NEW: Browse eJournals with Browzine
Recent research from the School of Engineering and Physical Sciences
Good quality academic journal articles
Scopus and Web of Science are selective databases, which try to index only good quality academic journals. Using these databases in your research should help you find better quality academic material (compared to searching non-selective databases like Discovery or Google Scholar).
Scopus is one of the leading databases of peer-reviewed citations and abstracts, covering 21,000 titles from 5,000 publishers in the fields of science, technology, medicine, social sciences, and arts and humanities.
Scopus recommend uses Chrome or Firefox. Results might not display correctly in Edge.
Alternative login route: Use https://www.scopus.com/home.uri then login via the "Institution" icon on the home page, then "Check access" and then sign in via institutional access.

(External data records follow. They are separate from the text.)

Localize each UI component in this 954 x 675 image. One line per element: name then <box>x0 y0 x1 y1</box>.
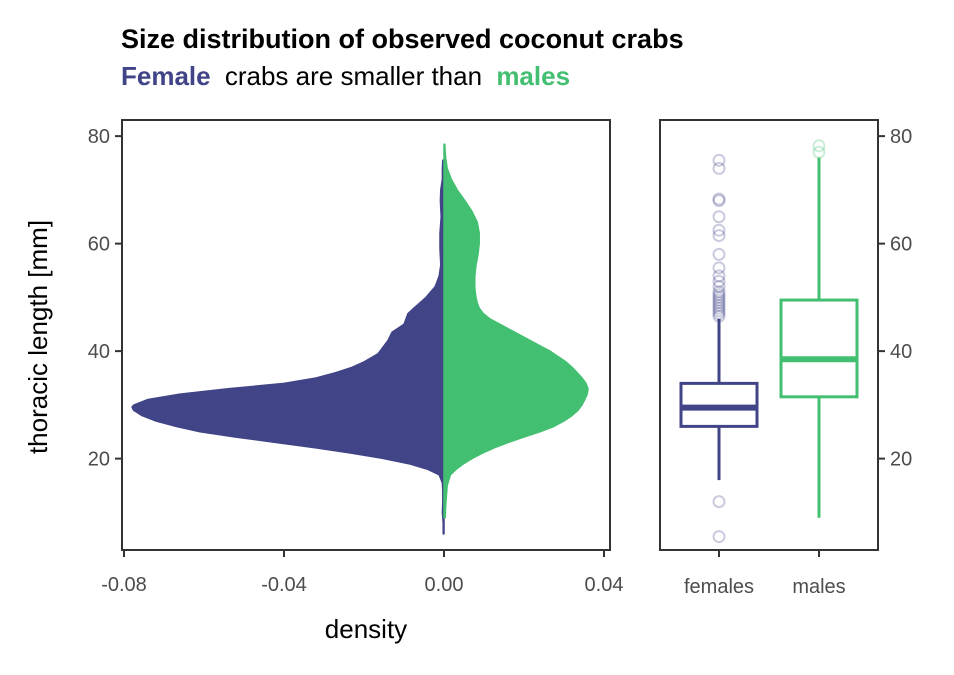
category-label-females: females <box>684 576 754 598</box>
y-tick-label: 80 <box>88 126 110 148</box>
outlier-point <box>712 229 726 243</box>
outlier-point <box>712 161 726 175</box>
box-males <box>779 139 859 518</box>
right-y-tick-label: 20 <box>890 449 912 471</box>
x-axis-title: density <box>325 614 407 644</box>
outlier-point <box>712 298 726 312</box>
box-females <box>679 153 759 544</box>
outlier-point <box>712 194 726 208</box>
outlier-point <box>712 288 726 302</box>
right-y-tick-label: 60 <box>890 234 912 256</box>
outlier-point <box>712 210 726 224</box>
outlier-point <box>712 223 726 237</box>
y-tick-label: 40 <box>88 341 110 363</box>
right-y-tick-label: 40 <box>890 341 912 363</box>
y-axis-title: thoracic length [mm] <box>23 220 53 454</box>
outlier-point <box>712 280 726 294</box>
outlier-point <box>712 192 726 206</box>
violin-y-axis: 20 40 60 80 <box>88 126 122 471</box>
violin-panel-frame <box>121 119 611 551</box>
outlier-point <box>712 290 726 304</box>
violin-shapes <box>131 143 589 535</box>
x-tick-label: 0.04 <box>585 574 624 596</box>
violin-half-males <box>443 143 589 519</box>
right-y-tick-label: 80 <box>890 126 912 148</box>
box-panel-frame <box>659 119 879 551</box>
x-tick-label: -0.08 <box>101 574 147 596</box>
y-tick-label: 60 <box>88 234 110 256</box>
outlier-point <box>712 261 726 275</box>
outlier-point <box>712 247 726 261</box>
chart-title: Size distribution of observed coconut cr… <box>121 24 684 54</box>
subtitle-female-word: Female <box>121 61 211 91</box>
outlier-point <box>812 139 826 153</box>
x-tick-label: 0.00 <box>425 574 464 596</box>
outlier-point <box>712 495 726 509</box>
category-label-males: males <box>792 576 845 598</box>
outlier-point <box>712 301 726 315</box>
outlier-point <box>712 296 726 310</box>
outlier-point <box>712 269 726 283</box>
violin-x-axis: -0.08 -0.04 0.00 0.04 <box>101 550 623 596</box>
chart-subtitle: Female crabs are smaller than males <box>121 61 570 91</box>
outlier-point <box>712 274 726 288</box>
subtitle-middle-text: crabs are smaller than <box>225 61 482 91</box>
outlier-point <box>712 530 726 544</box>
iqr-box <box>779 298 859 399</box>
x-tick-label: -0.04 <box>261 574 307 596</box>
outlier-point <box>712 285 726 299</box>
box-x-axis: females males <box>684 550 846 598</box>
violin-panel: 20 40 60 80 -0.08 -0.04 0.00 0.04 density thor… <box>23 119 623 644</box>
y-tick-label: 20 <box>88 449 110 471</box>
outlier-point <box>712 153 726 167</box>
outlier-point <box>712 304 726 318</box>
box-panel: 20 40 60 80 females males <box>659 119 912 598</box>
violin-half-female <box>131 159 445 535</box>
outlier-point <box>712 293 726 307</box>
subtitle-male-word: males <box>496 61 570 91</box>
box-shapes <box>679 139 859 544</box>
box-y-axis: 20 40 60 80 <box>878 126 912 471</box>
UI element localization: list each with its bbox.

Reference and citation data for thousands of indexed journals and conference papers. Use to for 'cited by' and reference list searching. Use "check for full text" on results to check Discovery for full-text.
Web of Science includes:
Science Citation Index Expanded (1970 to date)
Social Sciences Citation Index (1970 to date)
Arts & Humanities Citation Index (1975 to date)
Conference Proceedings Citation Index - Science (1990 to date)
Conference Proceedings Citation Index - Social Science & Humanities (1990 to date)
Medline (1950 to date)
Biosis Citation Index (1969 to date)
Journal Citation Reports
Index Chemicus (1993 to date)
Understanding journal articles
The Royal Society of Chemistry have a short PDF guide to reading journal articles, covering their structure and content, peer review, and reading critically. The guide is aimed at undergraduate students: you will find it useful if you are new to using journal articles in your studies.
A journal citation will look similar to this:
Sonnert, G. and Fox, M.F. (2012) 'Women, men, and academic performance in science and engineering: the gender difference in undergraduate grade point averages', Journal of Higher Education, 83(1), 73-101.
In this example the journal title is "Journal of Higher Education" and the title of the article is "Women, men, and academic performance in science and engineering: the gender difference in undergraduate grade point averages".
To find articles you must search Discovery. This will tell you if the journal is available either on paper in the library or online.